On my Zhen Xian Bao Pinterest board you can see other ways people have chosen to make this layer box. Mostly what I’ve seen has not set right with me because the big box layer seems too deep. There’s no reason for this interior box to have so much volume, as it can only store a limited amount of flattish items.
Also, from what I’ve seen, the larger boxes are generally made from templates that aren’t particularly elegant. This does seem to be echoing the traditional way of making this structure, but I think something’s been lost in translation. In any case, what intrigues me most about the Zhen Xian Bao is that, at its basic level, the structure seems to ask the maker to modify each decision about the making, according to the whims of the maker and the materials that are being used.
I like using thin, strong papers to make the Chinese Thread book, but there are reasons to use a heavier paper,and heavier papers seem to beg a different way of working. Most of the images in this post show heavier paper, which are paste papers done by my friend Julie. Julie gifted me many wonderful studio supplies when she moved out of state, so I wanted to make a Zhen Xian Bao for her, using some papers decorated by her own hand. However, the tutorial video below shows the big box layer using more lightweight papers, like the ones I used in my previous post.
What I will be doing here in the written part of this post is highlighting the generalized measurements for starting the big box, then I’ll show how I’ve made some workflow modifications, which are not in the video, but which will accommodate heavier paper.
Okay, I just have to say that I absolutely loved figuring out how to determine the dimensions for the size of paper that for the big box. It took many sessions of trial and error, and I knew that I was searching for an elegant, self-referencing set of measurements, but it kept eluding me. When I discovered the secret it seemed so obvious, like why didn’t I see that immediately. So satisfying. What’s going on here is that I will be making the big box layer in the same was as the hidden box layer, with one major difference: instead of starting with a square, I start with a rectangle.
The width of the rectangle is measured by marking four widths of the hidden layer box, PLUS enough to create a middle space so that the book closes, plus a little more. You can see that space in the top photo. For the thinner papers I’m finding that 1 1/4″ extra works fine. For the thicker papers, I tacked on 1 1/2″ but the idea is to figure out how thick your book is going to be, then use this measurement plus about another 1/4″. The measurement you come up with depends entirely on what you’ve determined the depth of your finished book will be.
The height of the paper for the big box is more straight forward. Take your hidden layer box and expand it from the top and bottom. This height, plus an extra 1/4″, will be the height of the rectangle. Now construct the box according steps in the above video, then unfold everything because we need to cut away some bulk from the folded corners.
Here’s where I can’t help myself. Time to stop and admire all the beautiful geometry going on here. Snap out of it. Start snipping, but, just in case you missed this inference, this snipping only has to be done with heavier papers. The lightweight papers can stay intact.
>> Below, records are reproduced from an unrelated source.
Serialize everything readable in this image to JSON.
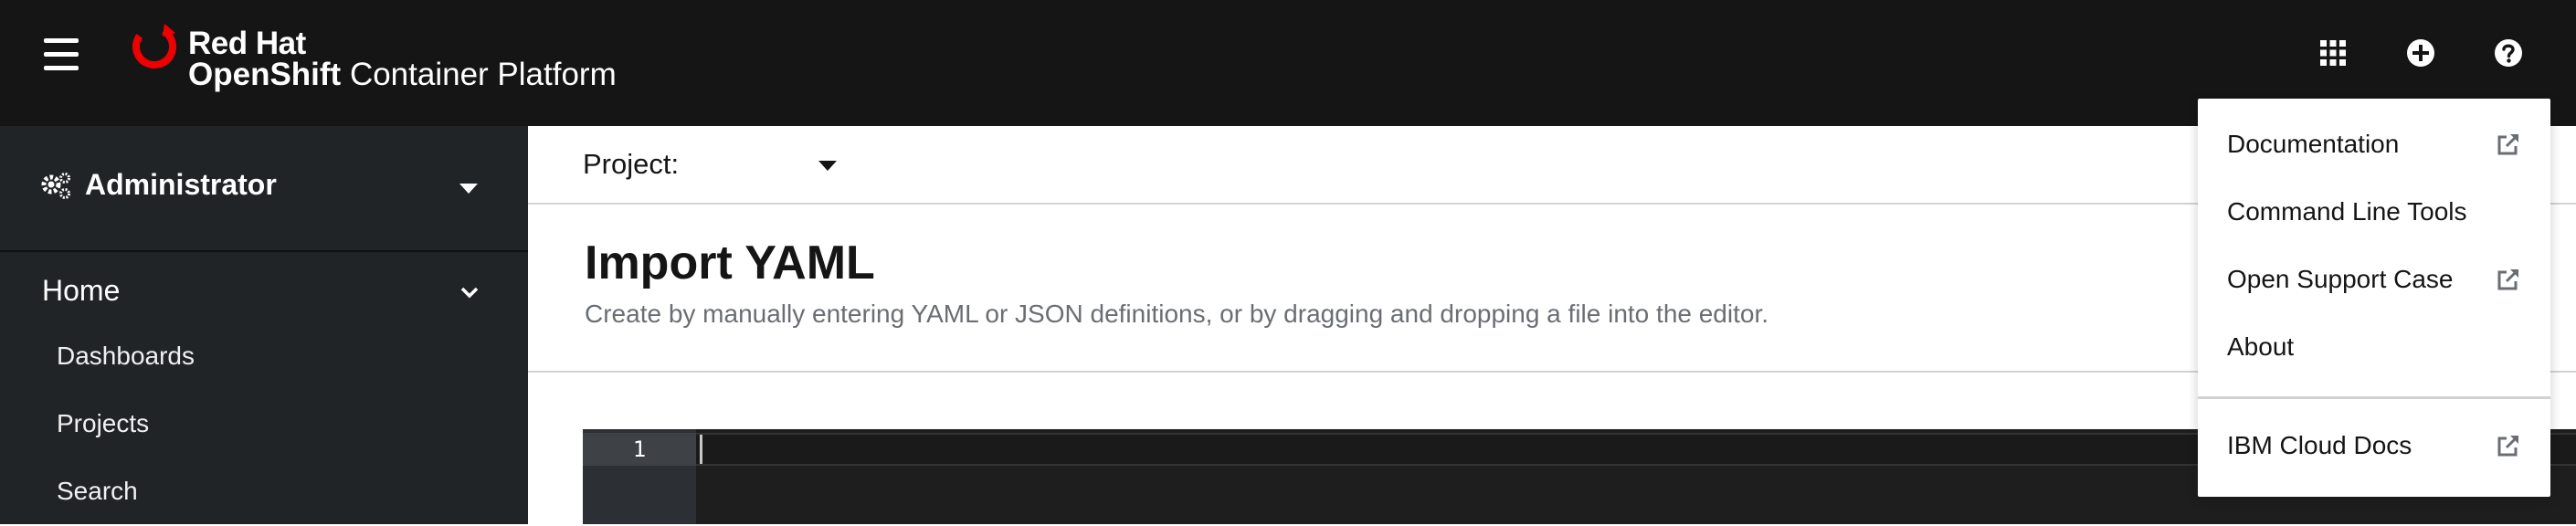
{
  "masthead": {
    "brand_top": "Red Hat",
    "brand_product_bold": "OpenShift",
    "brand_product_rest": " Container Platform",
    "icons": [
      "app-launcher-icon",
      "plus-circle-icon",
      "help-icon"
    ]
  },
  "sidebar": {
    "perspective": "Administrator",
    "section": {
      "label": "Home",
      "expanded": true
    },
    "items": [
      {
        "label": "Dashboards"
      },
      {
        "label": "Projects"
      },
      {
        "label": "Search"
      }
    ]
  },
  "project_bar": {
    "label": "Project:",
    "value": ""
  },
  "page": {
    "title": "Import YAML",
    "description": "Create by manually entering YAML or JSON definitions, or by dragging and dropping a file into the editor."
  },
  "editor": {
    "line_numbers": [
      "1"
    ]
  },
  "help_menu": {
    "items": [
      {
        "label": "Documentation",
        "external": true
      },
      {
        "label": "Command Line Tools",
        "external": false
      },
      {
        "label": "Open Support Case",
        "external": true
      },
      {
        "label": "About",
        "external": false
      }
    ],
    "secondary_items": [
      {
        "label": "IBM Cloud Docs",
        "external": true
      }
    ]
  },
  "colors": {
    "masthead_bg": "#151515",
    "sidebar_bg": "#212427",
    "brand_red": "#ee0000",
    "editor_bg": "#1e1e1e"
  }
}
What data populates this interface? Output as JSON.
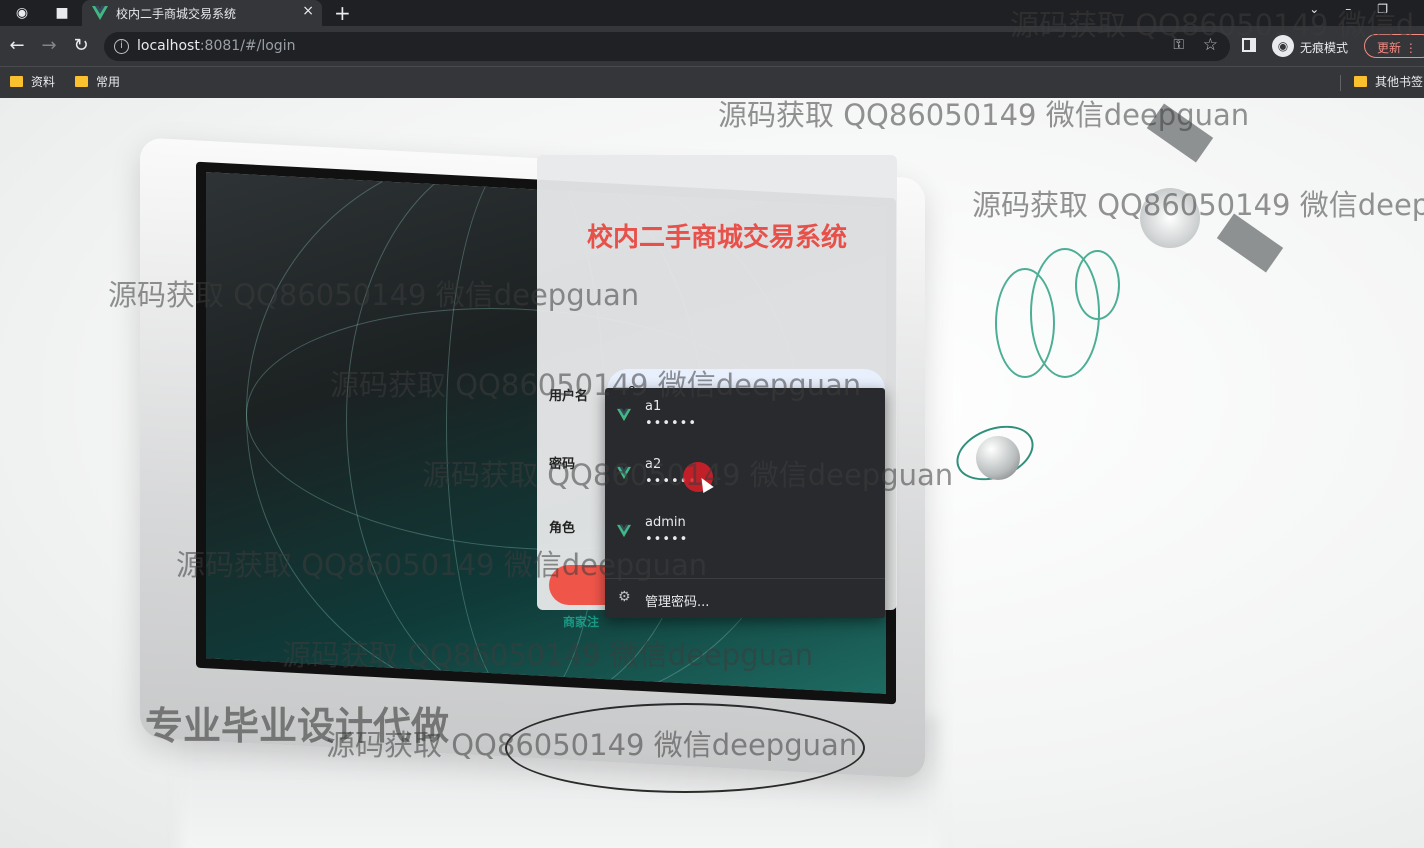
{
  "browser": {
    "tab_title": "校内二手商城交易系统",
    "tab_close": "×",
    "new_tab": "+",
    "url_host": "localhost",
    "url_rest": ":8081/#/login",
    "incognito_label": "无痕模式",
    "update_label": "更新",
    "bookmarks": [
      "资料",
      "常用"
    ],
    "other_bookmarks": "其他书签"
  },
  "login": {
    "title": "校内二手商城交易系统",
    "username_label": "用户名",
    "username_value": "a2",
    "password_label": "密码",
    "password_value": "•••••",
    "role_label": "角色",
    "register_link": "商家注"
  },
  "autofill": {
    "items": [
      {
        "user": "a1",
        "pass": "••••••"
      },
      {
        "user": "a2",
        "pass": "••••••"
      },
      {
        "user": "admin",
        "pass": "•••••"
      }
    ],
    "manage_label": "管理密码..."
  },
  "watermarks": {
    "text": "源码获取 QQ86050149 微信deepguan",
    "text_cut_top": "源码获取 QQ86050149 微信d",
    "text_cut_right": "源码获取 QQ86050149 微信deep",
    "promo": "专业毕业设计代做"
  },
  "colors": {
    "title_red": "#e8504a",
    "button_red": "#f0554a",
    "link_teal": "#1a9a86",
    "vue_green": "#41b883"
  }
}
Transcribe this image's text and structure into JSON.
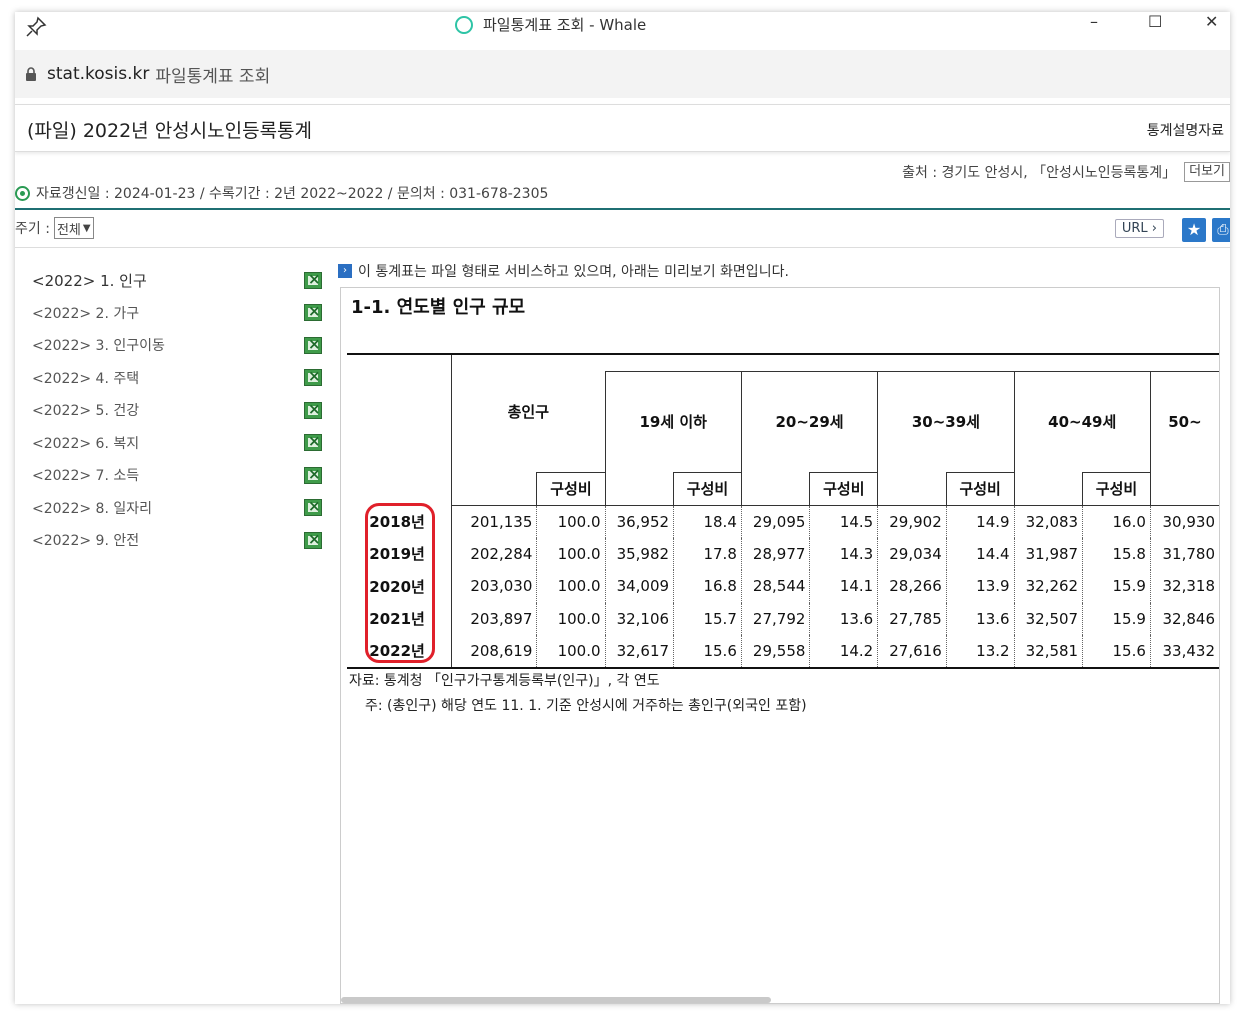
{
  "window": {
    "title": "파일통계표 조회 - Whale",
    "minimize": "–",
    "maximize": "☐",
    "close": "✕"
  },
  "address": {
    "domain": "stat.kosis.kr",
    "page_title": "파일통계표 조회"
  },
  "header": {
    "title": "(파일) 2022년 안성시노인등록통계",
    "explain_link": "통계설명자료"
  },
  "source": {
    "text": "출처 : 경기도 안성시, 「안성시노인등록통계」",
    "more_button": "더보기"
  },
  "meta": {
    "text": "자료갱신일 : 2024-01-23 / 수록기간 : 2년 2022~2022 / 문의처 : 031-678-2305"
  },
  "period": {
    "label": "주기 :",
    "selected": "전체"
  },
  "toolbar": {
    "url_label": "URL ›",
    "star_icon": "★",
    "print_icon": "⎙"
  },
  "sidebar": {
    "items": [
      {
        "label": "<2022> 1. 인구"
      },
      {
        "label": "<2022> 2. 가구"
      },
      {
        "label": "<2022> 3. 인구이동"
      },
      {
        "label": "<2022> 4. 주택"
      },
      {
        "label": "<2022> 5. 건강"
      },
      {
        "label": "<2022> 6. 복지"
      },
      {
        "label": "<2022> 7. 소득"
      },
      {
        "label": "<2022> 8. 일자리"
      },
      {
        "label": "<2022> 9. 안전"
      }
    ]
  },
  "preview": {
    "notice": "이 통계표는 파일 형태로 서비스하고 있으며, 아래는 미리보기 화면입니다.",
    "table_title": "1-1. 연도별 인구 규모",
    "headers": {
      "total": "총인구",
      "g1": "19세 이하",
      "g2": "20~29세",
      "g3": "30~39세",
      "g4": "40~49세",
      "g5": "50~",
      "ratio": "구성비"
    },
    "rows": [
      {
        "year": "2018년",
        "total": "201,135",
        "total_r": "100.0",
        "g1": "36,952",
        "g1_r": "18.4",
        "g2": "29,095",
        "g2_r": "14.5",
        "g3": "29,902",
        "g3_r": "14.9",
        "g4": "32,083",
        "g4_r": "16.0",
        "g5": "30,930"
      },
      {
        "year": "2019년",
        "total": "202,284",
        "total_r": "100.0",
        "g1": "35,982",
        "g1_r": "17.8",
        "g2": "28,977",
        "g2_r": "14.3",
        "g3": "29,034",
        "g3_r": "14.4",
        "g4": "31,987",
        "g4_r": "15.8",
        "g5": "31,780"
      },
      {
        "year": "2020년",
        "total": "203,030",
        "total_r": "100.0",
        "g1": "34,009",
        "g1_r": "16.8",
        "g2": "28,544",
        "g2_r": "14.1",
        "g3": "28,266",
        "g3_r": "13.9",
        "g4": "32,262",
        "g4_r": "15.9",
        "g5": "32,318"
      },
      {
        "year": "2021년",
        "total": "203,897",
        "total_r": "100.0",
        "g1": "32,106",
        "g1_r": "15.7",
        "g2": "27,792",
        "g2_r": "13.6",
        "g3": "27,785",
        "g3_r": "13.6",
        "g4": "32,507",
        "g4_r": "15.9",
        "g5": "32,846"
      },
      {
        "year": "2022년",
        "total": "208,619",
        "total_r": "100.0",
        "g1": "32,617",
        "g1_r": "15.6",
        "g2": "29,558",
        "g2_r": "14.2",
        "g3": "27,616",
        "g3_r": "13.2",
        "g4": "32,581",
        "g4_r": "15.6",
        "g5": "33,432"
      }
    ],
    "footnote_source": "자료: 통계청 「인구가구통계등록부(인구)」, 각 연도",
    "footnote_note": "주: (총인구) 해당 연도 11. 1. 기준 안성시에 거주하는 총인구(외국인 포함)"
  },
  "colors": {
    "accent": "#1f6f73",
    "highlight": "#e0202a",
    "button_blue": "#2b78c9"
  }
}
I’ve snipped away the corner triangle, then check out the logic of the rectangle-plus-triangle snip. The fact is, the reason I’m doing it this way doesn’t become clear until it’s time to assemble the box. And it’s one of those things that is totally cumbersome to explain but obvious when you are actually doing it.
Here’s all four corners cut. I will be refolding this so it looks like I’ve cut nothing away.
Again, this part is easier to see while are doing it. Trying to explain in words would be frightening. Note the glue. It won’t go together without glue.
Here it is, reassembled. Looks just like the hidden layer box, only wider. It’s depth echoes the depth of the hidden layer box, which is also the depth the masu box, and the twist box. A perfect math for a perfect match.
I’m going to show the finishing of this book, just because I can. I chose to make the cover from a single piece of Julie’s paper. I cut the size bigger than I wanted the finished cover to be so as to leave room to turn in the edges.